Britton tendió las manos para recuperar los folletos. Hanken se agachó bajo el paraguas para devolvérselos.

– Es un buen chico, nuestro Julie -dijo Britton mientras devolvía los folletos al bolsillo de la chaqueta-. No lo olvide. Será un buen padre. Y yo seré un abuelo del que sentirse orgulloso.

Era una afirmación dudosa. El apestoso aliento a ginebra de Britton habría podido encenderse con una cerilla.


Julian Britton estaba conferenciando con los organizadores de la recreación histórica en las almenas del tejado cuando Hanken apareció. Había visto al detective conversando con su padre, y observado que su padre le mostraba los folletos. Sabía que Hanken no había venido a Broughton Manor para sostener con su padre un coloquio sobre alcoholismo, así que estaba preparado.

Su conversación fue breve. Hanken quería saber la fecha exacta en que había estado por última vez en Londres. Julian le condujo a su despacho, donde localizó su agenda entre los libros diseminados sobre su escritorio, y se la tendió. La agenda era muy meticulosa y demostraba que su último viaje a Londres había sido por Pascua, a principios de abril. Se había hospedado en el hotel Lancaster Gate. Hanken podía telefonear para verificarlo, porque el número constaba en la agenda, junto al nombre del hotel.

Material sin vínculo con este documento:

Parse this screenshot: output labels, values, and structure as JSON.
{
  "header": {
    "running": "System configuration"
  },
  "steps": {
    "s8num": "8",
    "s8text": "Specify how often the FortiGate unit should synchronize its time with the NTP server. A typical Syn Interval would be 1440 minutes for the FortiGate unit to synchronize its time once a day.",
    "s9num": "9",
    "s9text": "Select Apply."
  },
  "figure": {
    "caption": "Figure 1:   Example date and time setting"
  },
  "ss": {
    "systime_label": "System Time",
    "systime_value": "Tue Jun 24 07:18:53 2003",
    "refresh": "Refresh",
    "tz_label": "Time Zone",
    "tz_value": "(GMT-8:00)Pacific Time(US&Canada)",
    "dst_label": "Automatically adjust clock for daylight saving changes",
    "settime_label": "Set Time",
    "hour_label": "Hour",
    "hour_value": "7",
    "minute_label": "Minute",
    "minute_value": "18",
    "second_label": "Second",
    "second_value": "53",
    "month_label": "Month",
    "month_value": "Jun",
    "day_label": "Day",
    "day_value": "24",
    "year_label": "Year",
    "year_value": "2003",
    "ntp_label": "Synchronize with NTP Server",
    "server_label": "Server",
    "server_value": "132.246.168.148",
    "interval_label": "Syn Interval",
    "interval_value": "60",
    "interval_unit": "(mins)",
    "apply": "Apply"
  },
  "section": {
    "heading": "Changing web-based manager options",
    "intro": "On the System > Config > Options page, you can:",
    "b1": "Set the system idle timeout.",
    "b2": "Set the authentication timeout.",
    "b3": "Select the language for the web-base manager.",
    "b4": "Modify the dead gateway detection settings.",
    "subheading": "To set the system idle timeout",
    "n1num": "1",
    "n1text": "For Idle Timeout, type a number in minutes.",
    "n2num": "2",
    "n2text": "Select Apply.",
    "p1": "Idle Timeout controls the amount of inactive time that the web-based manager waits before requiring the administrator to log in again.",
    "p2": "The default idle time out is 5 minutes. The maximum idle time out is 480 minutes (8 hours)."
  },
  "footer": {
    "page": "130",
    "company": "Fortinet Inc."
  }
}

– Siempre me alojo en ese hotel cuando voy a la ciudad -explicó Julian-. ¿Por qué quiere saberlo?

Hanken contestó con otra pregunta.

– ¿No se hospedó con Nicola Maiden?

– Vivía en un estudio. -Julian se sonrojó-. Además, ella prefería que me quedara en un hotel.

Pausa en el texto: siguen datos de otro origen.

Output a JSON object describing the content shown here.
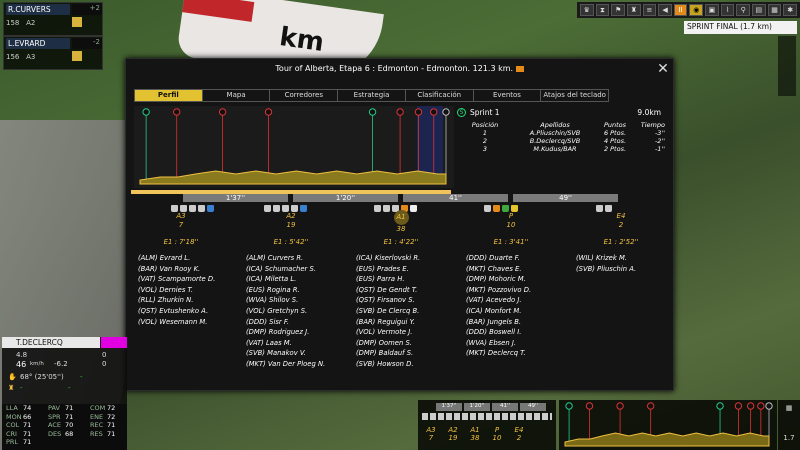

– Pero usted fue a la ciudad para verla, ¿no?

En efecto.

Había sido una estupidez, se dijo Julian mientras veía a Hanken abrirse paso entre los Caballeros que hormigueaban en el patio, refugiados bajo aleros y paraguas mientras se preparaban para la siguiente fase de la batalla. Había ido a Londres porque había notado un cambio en ella. No solo porque no había ido a Derbyshire a pasar la Pascua (cosa que hacía siempre mientras estuvo en la universidad), sino porque en sus encuentros desde el otoño en adelante había percibido un alejamiento cada vez mayor entre ellos. Sospechaba que había otro hombre, y quiso saberlo por sí mismo.

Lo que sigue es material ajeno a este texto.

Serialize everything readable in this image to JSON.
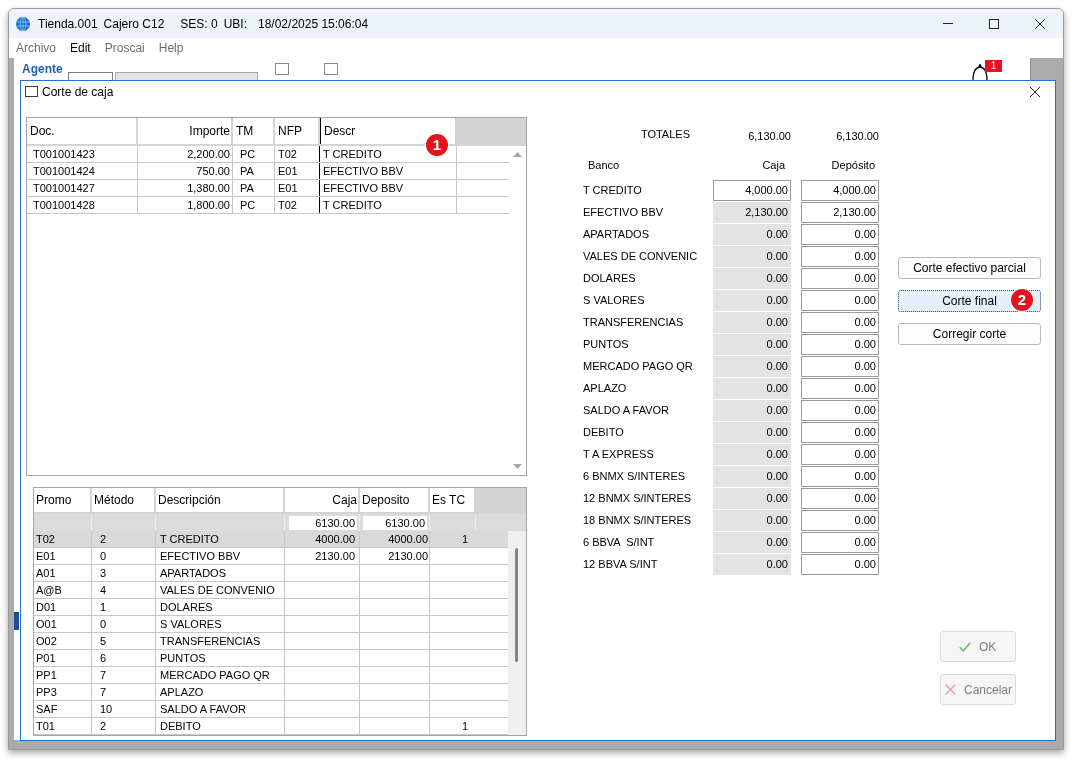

Lanzó una amarga carcajada mientras pensaba en aquel viaje a Londres. Nunca le había preguntado de una forma directa si había otro hombre, porque en el fondo no quería saberlo. Se dio por satisfecho con el hecho de no pillarla in fraganti con otro durante su visita sorpresa, y también porque una mirada subrepticia a los armaritos del baño, el botiquín y la cómoda no había revelado nada que un hombre guardara para asearse por las mañanas. Encima, había hecho el amor con ella. Y como en aquel tiempo era un tonto, había pensado que el hecho de hacer el amor significaba algo.

Pero solo era algo inherente a su profesión, comprendió ahora. Solo una parte de lo que Nicola hacía por dinero.

– Ningún problema con la policía, Julie, hijo mío.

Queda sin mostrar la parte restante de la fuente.